Depuis si longtemps que ça durait personne n’y faisait vraiment attention. Puissants et ministres, fier-à-bras des success stories d’un jour, supplétifs et laquais obséquieux, envieux du milieu qui ont le bras trop court pour appuyer sur les derniers boutons de l’ascenseur, journalistes et gens de mauvaises affaires, demi-sel du marais, intermédiaires obsolètes, ambitieux en mal d’arrivée, demi-solde médiatiques au visage parcouru de faux courroux, ceux qui font profession de parole, majestueusement enveloppés de tournures à l’élégance de fin de séries, attrapaient les mots n’importe comment et les balançaient sans méthode à l’adresse de la population. Les mots se collaient les uns aux autres comme lancés à coups de dès. Le hasard les mettait sens dessus dessous. Les mots s’harmonisaient par la grâce du sourire du bonimenteur. Quand les mots venaient d’ailleurs après un long voyage, ils offraient une impression de bonheur que les parleurs partageaient aussitôt avec ceux qui en aimaient la douceur apaisante. Les mots avaient toujours le dernier mot. Les orateurs sentaient qu’ils possédaient les ressources de la dialectique. Toujours, ils préféraient le bruit des mots qui tombent sur le pavé au mystère qu’ils produisent chez ceux qui savent les entendre. Les mots étaient dévitalisés. Il ne restait que la coque extérieure. Les vieux et les mélancoliques se souvenaient pourtant que les mots pouvaient porter des idées. Vaille que vaille, ça a marché. Pendant longtemps, ceux qui avaient les mots dans leur coffre, sur leur compte, dans leur poche, au bout de la langue tenaient le monde. Les mots du pouvoir donnaient le pouvoir des mots.
Un jour, quelqu’un aperçut une fissure dans la cuirasse des mots. Rien de grave. Ne pas s’alarmer. Les ingénieurs ont tout prévu. Il n’y a pas de problème parce que les questions sont impossibles, disait-on.

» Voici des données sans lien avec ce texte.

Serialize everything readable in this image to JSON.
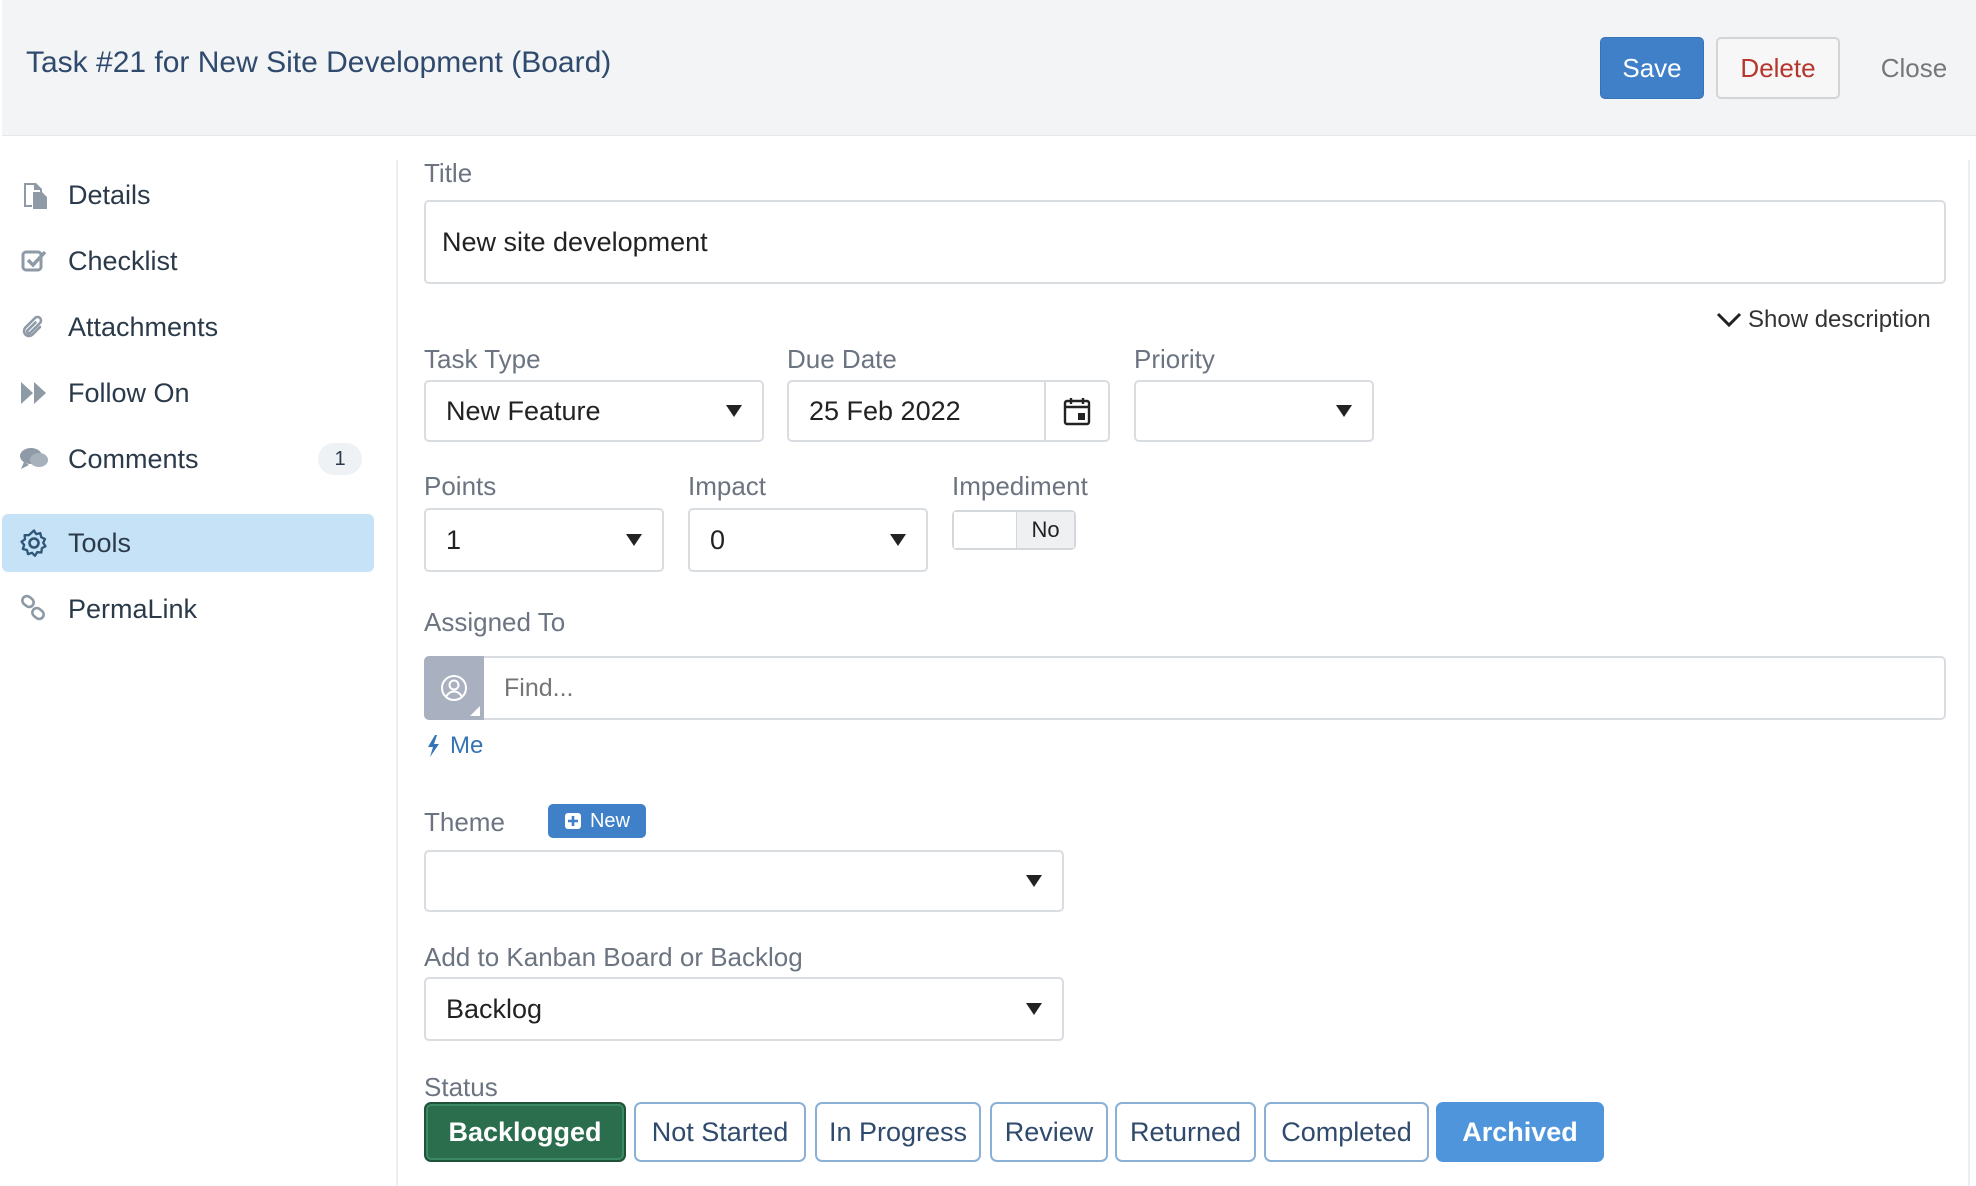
{
  "header": {
    "title": "Task #21 for New Site Development (Board)",
    "save_label": "Save",
    "delete_label": "Delete",
    "close_label": "Close"
  },
  "sidebar": {
    "items": [
      {
        "label": "Details",
        "icon": "document-icon"
      },
      {
        "label": "Checklist",
        "icon": "checkbox-icon"
      },
      {
        "label": "Attachments",
        "icon": "paperclip-icon"
      },
      {
        "label": "Follow On",
        "icon": "fast-forward-icon"
      },
      {
        "label": "Comments",
        "icon": "chat-icon",
        "badge": "1"
      },
      {
        "label": "Tools",
        "icon": "gear-icon",
        "active": true
      },
      {
        "label": "PermaLink",
        "icon": "link-icon"
      }
    ]
  },
  "form": {
    "title_label": "Title",
    "title_value": "New site development",
    "show_description": "Show description",
    "task_type_label": "Task Type",
    "task_type_value": "New Feature",
    "due_date_label": "Due Date",
    "due_date_value": "25 Feb 2022",
    "priority_label": "Priority",
    "priority_value": "",
    "points_label": "Points",
    "points_value": "1",
    "impact_label": "Impact",
    "impact_value": "0",
    "impediment_label": "Impediment",
    "impediment_value": "No",
    "assigned_label": "Assigned To",
    "assigned_placeholder": "Find...",
    "me_label": "Me",
    "theme_label": "Theme",
    "theme_new_label": "New",
    "theme_value": "",
    "board_label": "Add to Kanban Board or Backlog",
    "board_value": "Backlog",
    "status_label": "Status",
    "statuses": [
      "Backlogged",
      "Not Started",
      "In Progress",
      "Review",
      "Returned",
      "Completed",
      "Archived"
    ],
    "status_selected": "Backlogged"
  },
  "colors": {
    "primary": "#3f80c8",
    "danger": "#b5362d",
    "active_status": "#2b6e4e",
    "sidebar_active": "#c6e2f6"
  }
}
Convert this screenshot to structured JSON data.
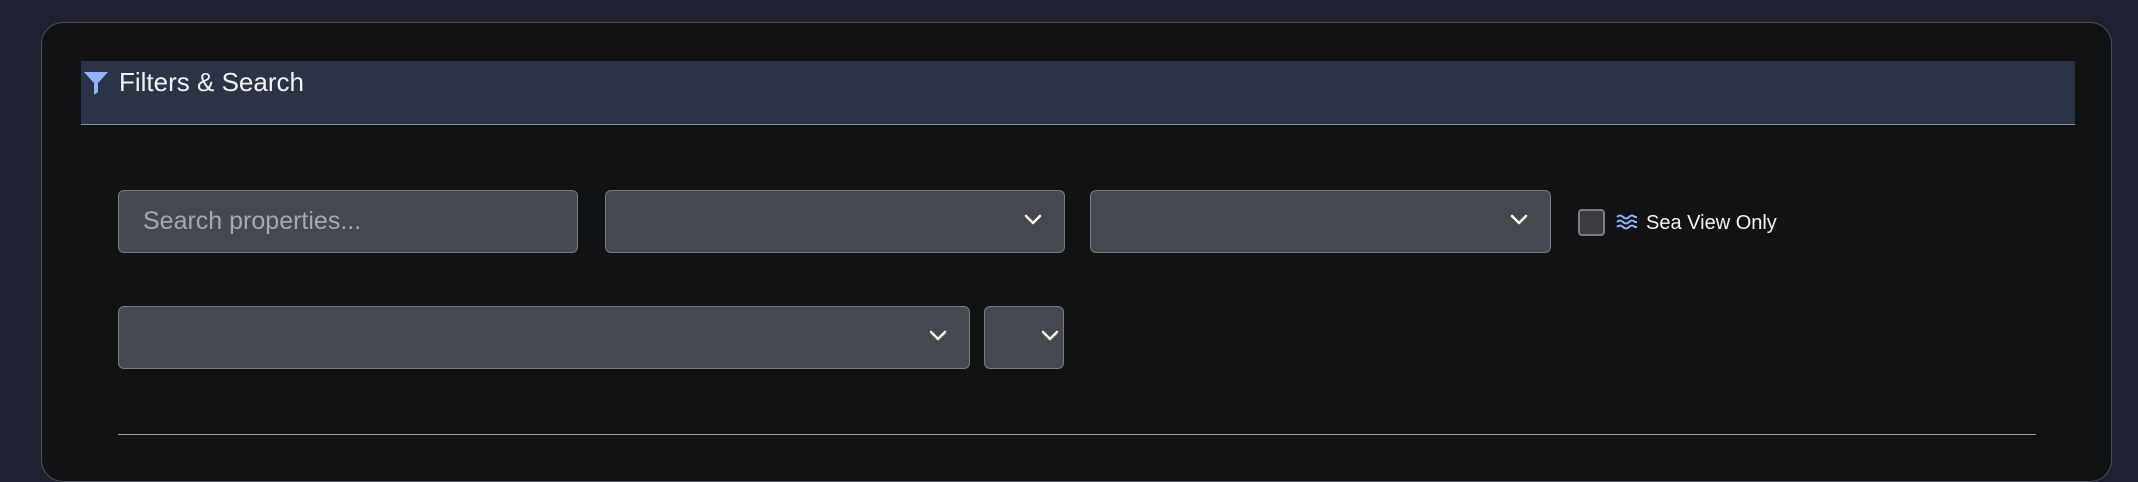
{
  "filters": {
    "title": "Filters & Search",
    "icon": "filter-icon",
    "search": {
      "placeholder": "Search properties...",
      "value": ""
    },
    "selects": {
      "first": {
        "value": ""
      },
      "second": {
        "value": ""
      },
      "sort": {
        "value": ""
      },
      "order": {
        "value": ""
      }
    },
    "sea_view": {
      "label": "Sea View Only",
      "checked": false,
      "icon": "waves-icon"
    }
  },
  "colors": {
    "page_bg": "#1e2230",
    "panel_bg": "#111214",
    "header_bg": "#2d3347",
    "field_bg": "#45484f",
    "accent": "#8fb4ff"
  }
}
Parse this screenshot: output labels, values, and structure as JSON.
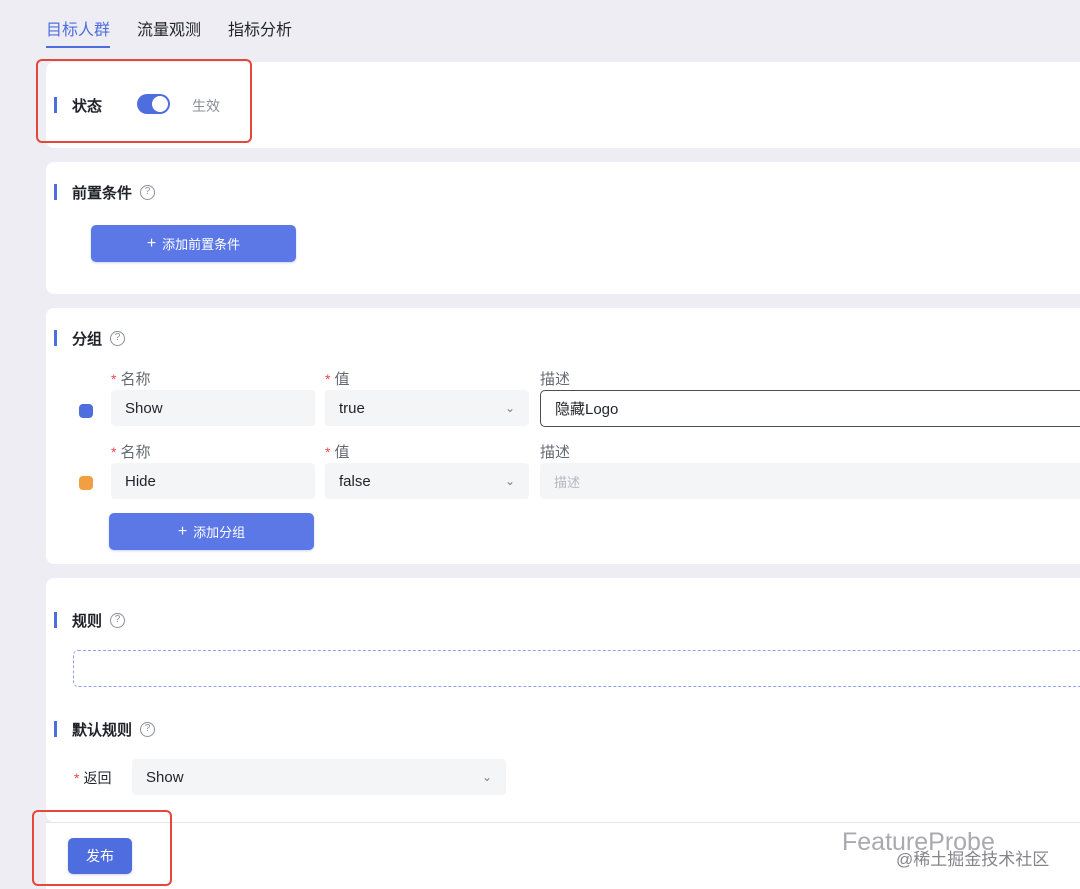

Pas de questions, pas de problèmes. Nous sommes les maîtres des mots disaient ceux qui savaient le secret des maîtres-mots. Une autre fois, les mots n’ont pas résisté à la contradiction. Contre toute attente, il y eut des perdants. Des mots furent repérés en perdition. Certains disparurent et ne furent pas perdus pour tout le monde. Cela vint aux oreilles de ceux qui ne prenaient pas un mot pour un autre. On vit à la manœuvre les gouverneurs de la parole lancer des mots de secours qui se dissolvaient dans le vent. Seuls les maillots low cost des dealers d’opinion résistaient à l’épreuve. Les mercenaires appointés des mots qui se donnaient pour un plat de lentilles continuaient à distiller les mots de passe. Il restait ceux qui gardaient le mot pour rire et enfilaient les bons mots en faisant mine d’avoir leur mot à dire sur les broutilles du monde.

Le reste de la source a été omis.